Policja wiedziała, że Stefan W. może popełnić poważne przestępstwo, i to z użyciem niebezpiecznego narzędzia!
Czy policja wiedziała, że Stefan W., który równo tydzień temu śmiertelnie ugodził nożem prezydenta Gdańska Pawła Adamowicza, po wyjściu na wolność ma zamiar znów popełnić ciężkie przestępstwo? I to z użyciem ostrego narzędzia? Tak wynika z policyjnej notatki, rozesłanej do jednostek policji w całym kraju, do której dotarł Onet.pl.

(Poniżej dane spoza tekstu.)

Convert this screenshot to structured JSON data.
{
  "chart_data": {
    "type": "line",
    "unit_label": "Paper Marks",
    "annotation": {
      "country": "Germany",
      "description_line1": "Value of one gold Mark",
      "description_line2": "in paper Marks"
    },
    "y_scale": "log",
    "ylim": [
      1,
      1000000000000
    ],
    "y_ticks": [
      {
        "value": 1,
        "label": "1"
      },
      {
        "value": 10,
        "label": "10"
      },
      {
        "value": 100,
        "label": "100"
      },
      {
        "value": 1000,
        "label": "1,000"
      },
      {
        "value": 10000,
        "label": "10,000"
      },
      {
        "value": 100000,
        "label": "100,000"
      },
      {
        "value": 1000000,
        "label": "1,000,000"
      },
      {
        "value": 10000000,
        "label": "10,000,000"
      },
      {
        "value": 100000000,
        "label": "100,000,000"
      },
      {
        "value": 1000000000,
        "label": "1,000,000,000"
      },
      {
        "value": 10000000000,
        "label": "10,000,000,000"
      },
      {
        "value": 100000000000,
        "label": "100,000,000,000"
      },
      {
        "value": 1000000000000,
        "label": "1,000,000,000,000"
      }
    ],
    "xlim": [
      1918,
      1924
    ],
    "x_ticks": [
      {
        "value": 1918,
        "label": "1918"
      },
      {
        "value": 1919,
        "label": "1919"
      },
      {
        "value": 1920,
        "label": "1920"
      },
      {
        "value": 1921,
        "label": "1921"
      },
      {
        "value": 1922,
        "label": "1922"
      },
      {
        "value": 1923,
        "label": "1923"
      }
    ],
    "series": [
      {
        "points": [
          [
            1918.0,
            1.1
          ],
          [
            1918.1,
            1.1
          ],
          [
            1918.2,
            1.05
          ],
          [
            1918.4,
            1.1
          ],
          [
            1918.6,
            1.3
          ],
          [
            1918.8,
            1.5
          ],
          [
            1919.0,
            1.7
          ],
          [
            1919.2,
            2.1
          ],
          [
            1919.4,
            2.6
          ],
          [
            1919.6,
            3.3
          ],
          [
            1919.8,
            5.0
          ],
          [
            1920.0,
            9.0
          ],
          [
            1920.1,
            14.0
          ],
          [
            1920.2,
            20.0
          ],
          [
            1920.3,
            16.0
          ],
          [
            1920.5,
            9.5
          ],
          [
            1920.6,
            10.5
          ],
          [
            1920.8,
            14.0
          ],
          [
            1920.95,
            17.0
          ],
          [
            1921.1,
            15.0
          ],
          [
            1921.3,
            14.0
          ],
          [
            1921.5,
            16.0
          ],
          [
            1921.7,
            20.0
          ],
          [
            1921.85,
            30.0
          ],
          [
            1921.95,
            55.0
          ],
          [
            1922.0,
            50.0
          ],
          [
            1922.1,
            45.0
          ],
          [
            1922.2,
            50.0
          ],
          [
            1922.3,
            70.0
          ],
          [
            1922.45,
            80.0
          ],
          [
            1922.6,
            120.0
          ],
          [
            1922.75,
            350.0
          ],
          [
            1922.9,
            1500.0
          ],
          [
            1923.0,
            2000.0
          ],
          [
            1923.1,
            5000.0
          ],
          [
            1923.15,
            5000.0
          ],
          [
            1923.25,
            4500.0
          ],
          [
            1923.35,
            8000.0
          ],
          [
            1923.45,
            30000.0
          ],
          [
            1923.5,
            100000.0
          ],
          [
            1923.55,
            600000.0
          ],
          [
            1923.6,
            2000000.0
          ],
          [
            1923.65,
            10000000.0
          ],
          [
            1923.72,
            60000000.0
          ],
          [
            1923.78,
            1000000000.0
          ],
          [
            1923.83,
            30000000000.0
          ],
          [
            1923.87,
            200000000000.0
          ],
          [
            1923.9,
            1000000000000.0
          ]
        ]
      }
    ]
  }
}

Jak pisze portal, policjanci z gdańskiego Wydziału Operacyjno-Rozpoznawczego dowiedzieli się, że odsiadujący jeszcze wówczas karę za napady na banki Stefan W., po wyjściu na wolność planuje podobne przestępstwa. Tym razem przy użyciu maczety lub innego niebezpiecznego narzędzia. Jak zaznacza onet, w notatce w notatce nie było mowy o podjęciu jakichkolwiek działań zapobiegawczych. Nie ma też w niej informacji jak policja uzyskała tę podejrzenia.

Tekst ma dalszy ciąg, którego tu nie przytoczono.